Key Strategy: Lewat Kopra, Eksportir Bisa Pantau dan Kelola DHE SDA
Lewat Kopra, Eksportir Bisa Pantau dan Kelola DHE SDA
Bank Mandiri melalui platform digitalnya, Kopra by Mandiri, meluncurkan solusi terpadu yang memudahkan eksportir dalam mengelola dan memantau penerapan DHE SDA pada Rekening Khusus (Reksus) sesuai aturan yang berlaku. Fitur DHE Tracker, yang merupakan bagian dari solusi ini, memberikan visibilitas penuh atas transaksi yang masuk ke akun khusus tersebut.
DHE SDA, atau Devisa Hasil Ekspor Sumber Daya Alas, wajib ditempatkan di sistem keuangan nasional berdasarkan ketentuan dalam Peraturan Pemerintah Nomor 8 Tahun 2025. Dalam penerapan, pengelolaan DHE SDA memerlukan kehati-hatian administratif dan pengawasan transaksi yang konsisten agar perusahaan dapat menjaga kepatuhan sekaligus mengoptimalkan arus kas.

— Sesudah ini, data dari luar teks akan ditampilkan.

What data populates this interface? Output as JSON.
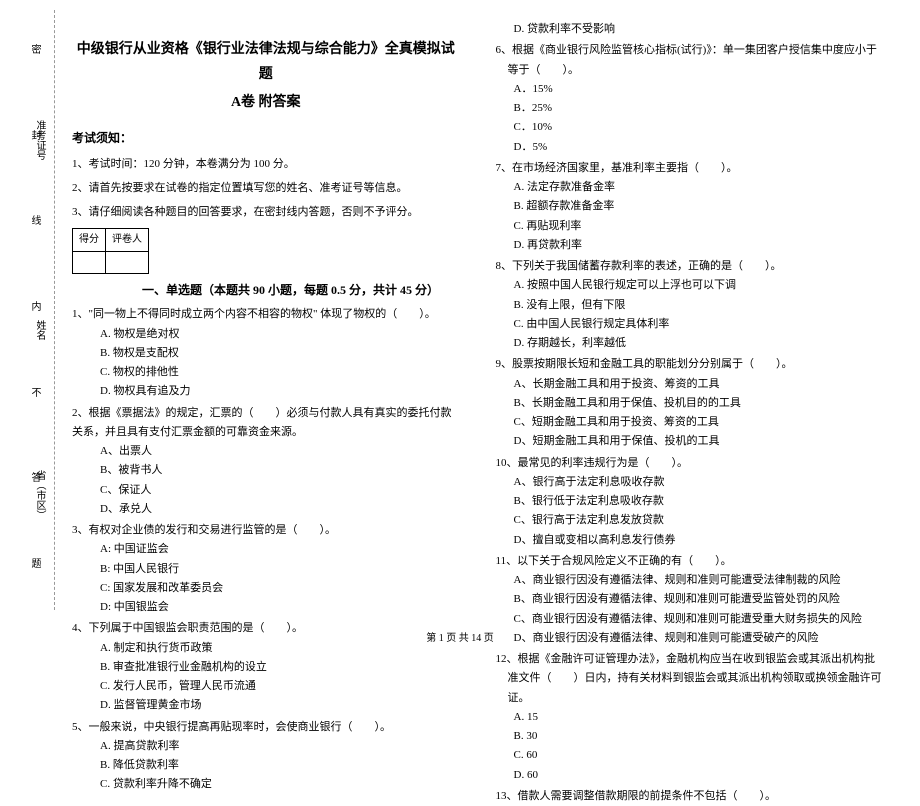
{
  "binding": {
    "markers": [
      "密",
      "封",
      "线",
      "内",
      "不",
      "答",
      "题"
    ],
    "labels": {
      "province": "省（市区）",
      "name": "姓名",
      "ticket": "准考证号"
    }
  },
  "header": {
    "title": "中级银行从业资格《银行业法律法规与综合能力》全真模拟试题",
    "subtitle": "A卷 附答案"
  },
  "notice": {
    "heading": "考试须知：",
    "items": [
      "1、考试时间：120 分钟，本卷满分为 100 分。",
      "2、请首先按要求在试卷的指定位置填写您的姓名、准考证号等信息。",
      "3、请仔细阅读各种题目的回答要求，在密封线内答题，否则不予评分。"
    ]
  },
  "score_table": {
    "c1": "得分",
    "c2": "评卷人"
  },
  "section1": "一、单选题（本题共 90 小题，每题 0.5 分，共计 45 分）",
  "left_questions": [
    {
      "stem": "1、\"同一物上不得同时成立两个内容不相容的物权\" 体现了物权的（　　）。",
      "opts": [
        "A. 物权是绝对权",
        "B. 物权是支配权",
        "C. 物权的排他性",
        "D. 物权具有追及力"
      ]
    },
    {
      "stem": "2、根据《票据法》的规定，汇票的（　　）必须与付款人具有真实的委托付款关系，并且具有支付汇票金额的可靠资金来源。",
      "opts": [
        "A、出票人",
        "B、被背书人",
        "C、保证人",
        "D、承兑人"
      ]
    },
    {
      "stem": "3、有权对企业债的发行和交易进行监管的是（　　）。",
      "opts": [
        "A: 中国证监会",
        "B: 中国人民银行",
        "C: 国家发展和改革委员会",
        "D: 中国银监会"
      ]
    },
    {
      "stem": "4、下列属于中国银监会职责范围的是（　　）。",
      "opts": [
        "A. 制定和执行货币政策",
        "B. 审查批准银行业金融机构的设立",
        "C. 发行人民币，管理人民币流通",
        "D. 监督管理黄金市场"
      ]
    },
    {
      "stem": "5、一般来说，中央银行提高再贴现率时，会使商业银行（　　）。",
      "opts": [
        "A. 提高贷款利率",
        "B. 降低贷款利率",
        "C. 贷款利率升降不确定"
      ]
    }
  ],
  "right_items": [
    {
      "type": "opt",
      "text": "D. 贷款利率不受影响"
    },
    {
      "type": "stem",
      "text": "6、根据《商业银行风险监管核心指标(试行)》：单一集团客户授信集中度应小于等于（　　）。"
    },
    {
      "type": "opt",
      "text": "A．15%"
    },
    {
      "type": "opt",
      "text": "B．25%"
    },
    {
      "type": "opt",
      "text": "C．10%"
    },
    {
      "type": "opt",
      "text": "D．5%"
    },
    {
      "type": "stem",
      "text": "7、在市场经济国家里，基准利率主要指（　　）。"
    },
    {
      "type": "opt",
      "text": "A. 法定存款准备金率"
    },
    {
      "type": "opt",
      "text": "B. 超额存款准备金率"
    },
    {
      "type": "opt",
      "text": "C. 再贴现利率"
    },
    {
      "type": "opt",
      "text": "D. 再贷款利率"
    },
    {
      "type": "stem",
      "text": "8、下列关于我国储蓄存款利率的表述，正确的是（　　）。"
    },
    {
      "type": "opt",
      "text": "A. 按照中国人民银行规定可以上浮也可以下调"
    },
    {
      "type": "opt",
      "text": "B. 没有上限，但有下限"
    },
    {
      "type": "opt",
      "text": "C. 由中国人民银行规定具体利率"
    },
    {
      "type": "opt",
      "text": "D. 存期越长，利率越低"
    },
    {
      "type": "stem",
      "text": "9、股票按期限长短和金融工具的职能划分分别属于（　　）。"
    },
    {
      "type": "opt",
      "text": "A、长期金融工具和用于投资、筹资的工具"
    },
    {
      "type": "opt",
      "text": "B、长期金融工具和用于保值、投机目的的工具"
    },
    {
      "type": "opt",
      "text": "C、短期金融工具和用于投资、筹资的工具"
    },
    {
      "type": "opt",
      "text": "D、短期金融工具和用于保值、投机的工具"
    },
    {
      "type": "stem",
      "text": "10、最常见的利率违规行为是（　　）。"
    },
    {
      "type": "opt",
      "text": "A、银行高于法定利息吸收存款"
    },
    {
      "type": "opt",
      "text": "B、银行低于法定利息吸收存款"
    },
    {
      "type": "opt",
      "text": "C、银行高于法定利息发放贷款"
    },
    {
      "type": "opt",
      "text": "D、擅自或变相以高利息发行债券"
    },
    {
      "type": "stem",
      "text": "11、以下关于合规风险定义不正确的有（　　）。"
    },
    {
      "type": "opt",
      "text": "A、商业银行因没有遵循法律、规则和准则可能遭受法律制裁的风险"
    },
    {
      "type": "opt",
      "text": "B、商业银行因没有遵循法律、规则和准则可能遭受监管处罚的风险"
    },
    {
      "type": "opt",
      "text": "C、商业银行因没有遵循法律、规则和准则可能遭受重大财务损失的风险"
    },
    {
      "type": "opt",
      "text": "D、商业银行因没有遵循法律、规则和准则可能遭受破产的风险"
    },
    {
      "type": "stem",
      "text": "12、根据《金融许可证管理办法》，金融机构应当在收到银监会或其派出机构批准文件（　　）日内，持有关材料到银监会或其派出机构领取或换领金融许可证。"
    },
    {
      "type": "opt",
      "text": "A. 15"
    },
    {
      "type": "opt",
      "text": "B. 30"
    },
    {
      "type": "opt",
      "text": "C. 60"
    },
    {
      "type": "opt",
      "text": "D. 60"
    },
    {
      "type": "stem",
      "text": "13、借款人需要调整借款期限的前提条件不包括（　　）。"
    }
  ],
  "footer": "第 1 页 共 14 页"
}
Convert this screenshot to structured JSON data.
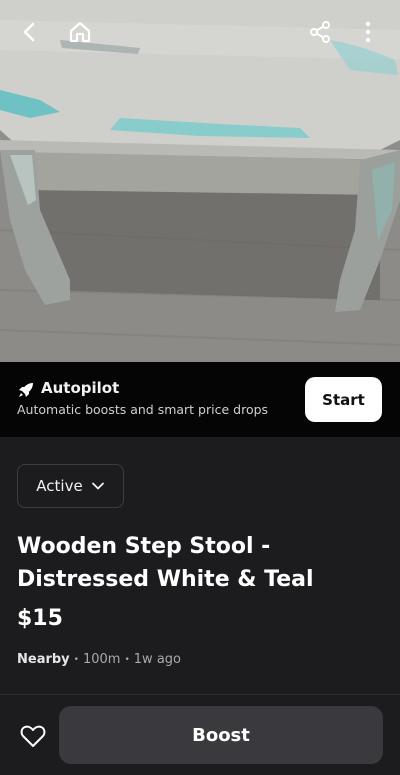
{
  "autopilot": {
    "title": "Autopilot",
    "subtitle": "Automatic boosts and smart price drops",
    "start_label": "Start"
  },
  "listing": {
    "status": "Active",
    "title": "Wooden Step Stool - Distressed White & Teal",
    "price": "$15",
    "location": "Nearby",
    "distance": "100m",
    "age": "1w ago"
  },
  "actions": {
    "boost_label": "Boost"
  },
  "icons": {
    "back": "chevron-left-icon",
    "home": "home-icon",
    "share": "share-icon",
    "more": "more-vertical-icon",
    "autopilot": "rocket-icon",
    "status": "chevron-down-icon",
    "favorite": "heart-icon"
  },
  "colors": {
    "background": "#1c1c1e",
    "banner": "#050505",
    "boost_button": "#3a3a3e",
    "start_button": "#ffffff"
  }
}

Fitur DHE Tracker ini dirancang untuk memberikan visibilitas penuh atas transaksi yang masuk ke Rekening Khusus DHE SDA. Eksportir memperoleh kemudahan dalam mengakses data secara langsung, sehingga proses rekonsiliasi dan pencatatan menjadi lebih akurat, cepat, dan efisien. Sistem juga dilengkapi dengan notifikasi otomatis setiap kali terdapat dana masuk ke akun tersebut.
“Inovasi ini menjadi bagian dari komitmen Bank Mandiri mendukung eksportir Indonesia tumbuh berkelanjutan dan berdaya saing di pasar global. Pada saat bersamaan, juga memperkuat sistem keuangan nasional serta mendorong pertumbuhan ekonomi yang berkelanjutan,” ujar Senior Vice President Digital Wholesale Banking Bank Mandiri Yohan Sugiono, dalam keterangan resminya, dikutip Senin (6/4/2026).
Salah satu fitur andalan DHE Tracker adalah self-flagging, yang memungkinkan eksportir mengelompokkan dana yang diterima berdasarkan jenisnya, seperti hasil ekspor minyak dan gas, non-minyak dan gas, atau transaksi lainnya sesuai ketentuan. Pengelompokan ini membantu tim keuangan dalam menyusun laporan internal, mendukung audit, serta memastikan pemenuhan regulasi secara lebih terdokumentasi.
Dengan pendekatan proaktif, pemantauan arus devisa menjadi lebih responsif dan memberikan kepastian dalam pengambilan keputusan keuangan. Eksportir juga bisa mengunduh laporan transaksi incoming sebagai dokumen pendukung administrasi, memudahkan penyimpanan arsip dan persiapan dokumen untuk pelaporan maupun pemeriksaan.
Sebagai informasi, hingga Desember 2025, nilai transaksi Kopra by Mandiri mencapai lebih dari Rp27.000 triliun atau tumbuh lebih dari 20% secara tahunan, dengan volume transaksi menembus 1,5 miliar atau naik 14% dibandingkan periode yang sama tahun sebelumnya. Jumlah pengguna Kopra juga telah melampaui 300.000, mencerminkan meningkatnya kepercayaan korporasi terhadap layanan digital Bank Mandiri.
Kehadiran DHE Tracker semakin memperkuat peran Kopra by Mandiri sebagai enabler transformasi digital sektor wholesale, sekaligus katalis pertumbuhan ekonomi nasional, menurut Yohan. Langkah ini menegaskan peran aktif Bank Mandiri dalam mendorong penguatan ekosistem ekspor Indonesia melalui inovasi yang relevan dan adaptif sesuai kebutuhan pelaku usaha.